Selected publications from CINELDI:

  1. A. Omerovic, H. Vefsnmo, G. Erdogan, O. Gjerde, E. Gramme, and S. Simonsen, “A Feasibility Study of a Method for Identification and Modelling of Cybersecurity Risks in the Context of Smart Power Grids”, in Proceedings of the 4th International Conference on Complexity, Future Information Systems and Risk, Heraklion, Crete, Greece, 2019, pp. 39–51. doi: 10.5220/0007697800390051.
  2. A. Omerovic, H. Vefsnmo, O. Gjerde, S. T. Ravndal, and A. Kvinnesland, “An Industrial Trial of an Approach to Identification and Modelling of Cybersecurity Risks in the Context of Digital Secondary Substations”, in Risks and Security of Internet and Systems, vol. 12026, S. Kallel, F. Cuppens, N. Cuppens-Boulahia, and A. Hadj Kacem, Eds.

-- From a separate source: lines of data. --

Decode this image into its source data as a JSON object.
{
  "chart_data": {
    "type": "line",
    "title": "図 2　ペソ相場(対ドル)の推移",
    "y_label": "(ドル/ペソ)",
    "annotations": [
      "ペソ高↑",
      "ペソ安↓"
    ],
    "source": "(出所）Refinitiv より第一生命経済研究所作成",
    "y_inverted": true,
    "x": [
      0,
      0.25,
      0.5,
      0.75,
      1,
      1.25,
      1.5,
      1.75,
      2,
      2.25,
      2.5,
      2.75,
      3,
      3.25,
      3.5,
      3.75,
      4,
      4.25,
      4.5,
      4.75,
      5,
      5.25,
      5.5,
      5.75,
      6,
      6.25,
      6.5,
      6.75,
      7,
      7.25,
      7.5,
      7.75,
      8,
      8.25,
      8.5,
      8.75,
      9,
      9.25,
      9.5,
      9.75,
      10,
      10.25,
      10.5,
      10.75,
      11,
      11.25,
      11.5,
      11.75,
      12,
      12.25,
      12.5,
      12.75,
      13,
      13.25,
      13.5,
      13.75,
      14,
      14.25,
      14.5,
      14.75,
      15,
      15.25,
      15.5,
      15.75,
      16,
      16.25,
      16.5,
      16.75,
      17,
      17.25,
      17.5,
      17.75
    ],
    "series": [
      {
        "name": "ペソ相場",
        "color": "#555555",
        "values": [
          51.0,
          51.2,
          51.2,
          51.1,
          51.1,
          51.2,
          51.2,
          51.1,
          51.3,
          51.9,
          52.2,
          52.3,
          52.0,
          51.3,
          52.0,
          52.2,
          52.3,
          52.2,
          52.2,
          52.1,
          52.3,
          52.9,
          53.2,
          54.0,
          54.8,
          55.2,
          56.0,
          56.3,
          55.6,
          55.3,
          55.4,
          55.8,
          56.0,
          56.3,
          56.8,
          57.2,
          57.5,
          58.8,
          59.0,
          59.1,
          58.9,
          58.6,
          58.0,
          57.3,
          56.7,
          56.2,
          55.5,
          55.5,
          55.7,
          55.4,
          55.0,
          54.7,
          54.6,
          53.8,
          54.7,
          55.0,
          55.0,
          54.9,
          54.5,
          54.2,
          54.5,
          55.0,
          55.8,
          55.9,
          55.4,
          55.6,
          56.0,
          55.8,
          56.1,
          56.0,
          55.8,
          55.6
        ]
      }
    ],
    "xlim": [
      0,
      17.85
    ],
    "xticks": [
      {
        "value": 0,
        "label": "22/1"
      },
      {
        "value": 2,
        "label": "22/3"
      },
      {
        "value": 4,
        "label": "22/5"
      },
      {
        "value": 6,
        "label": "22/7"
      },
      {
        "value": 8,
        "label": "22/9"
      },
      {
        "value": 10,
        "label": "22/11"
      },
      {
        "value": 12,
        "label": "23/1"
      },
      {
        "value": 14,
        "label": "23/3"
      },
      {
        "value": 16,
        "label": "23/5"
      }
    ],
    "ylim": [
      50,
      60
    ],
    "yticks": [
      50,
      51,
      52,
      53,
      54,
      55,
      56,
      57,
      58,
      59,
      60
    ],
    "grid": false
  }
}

Cham: Springer International Publishing, 2020, pp. 17–33. doi: 10.1007/978-3-030-41568-6_2.
  3. S. F. Myhre, O. Bjarte Fosso, P. E. Heegaard, O. Gjerde, and G. H. Kjølle, “Modeling Interdependencies with Complex Network Theory in a Combined Electrical Power and ICT System”, in 2020 International Conference on Probabilistic Methods Applied to Power Systems (PMAPS), Aug. 2020, pp. 1–6. doi: 10.1109/PMAPS47429.2020.9183667.
  4. M. Garau, R. Muka, P. E. Heegaard, and B. E. Helvik, “Co-simulation and Discrete Event Simulation for Reliability Assessment of Power System and ICT: A Comparison", in 2021 5th International Conference on System Reliability and Safety (ICSRS), Palermo, Italy, Nov. 2021, pp. 66–73. doi: 10.1109/ICSRS53853.2021.9660630.
  5. I. A. Tøndel, H. Vefsnmo, O. Gjerde, F. Johannessen, and C. Frøystad, “Hunting Dependencies: Using Bow-Tie for Combined Analysis of Power and Cyber Security”, in 2020 2nd International Conference on Societal Automation (SA), Funchal, Portugal, May 2021, pp. 1–8. doi: 10.1109/SA51175.2021.9507185.
  6. G. Erdogan, E. Garcia-Ceja, A. Hugo, P. H. Nguyen, and S. Sen, “A Systematic Mapping Study on Approaches for Al-Supported Security Risk Assessment”, in 2021 IEEE 45th Annual Computers, Software, and Applications Conference (COMPSAC), Madrid, Spain, Jul. 2021, pp. 755–760. doi: 10.1109/COMPSAC51774.2021.00107.
  7. P. Meland, S. Tokas, G. Erdogan, K. Bernsmed, and A. Omerovic, “A Systematic Mapping Study on Cyber Security Indicator Data”, Electronics, vol. 10, no. 9, p. 1092, May 2021, doi: 10.3390/electronics10091092.
  8. A. Černivec, G. Erdogan, A. Gonzalez, A. Refsdal, and A. A. Romero, “Employing Graphical Risk Models to Facilitate Cyber-Risk Monitoring - the WISER Approach”, in Graphical Models for Security, vol. 10744, P. Liu, S. Mauw, and K. Stolen, Eds. Cham: Springer International Publishing, 2018, pp. 127–146. doi: 10.1007/978-3-319-74860-3_10.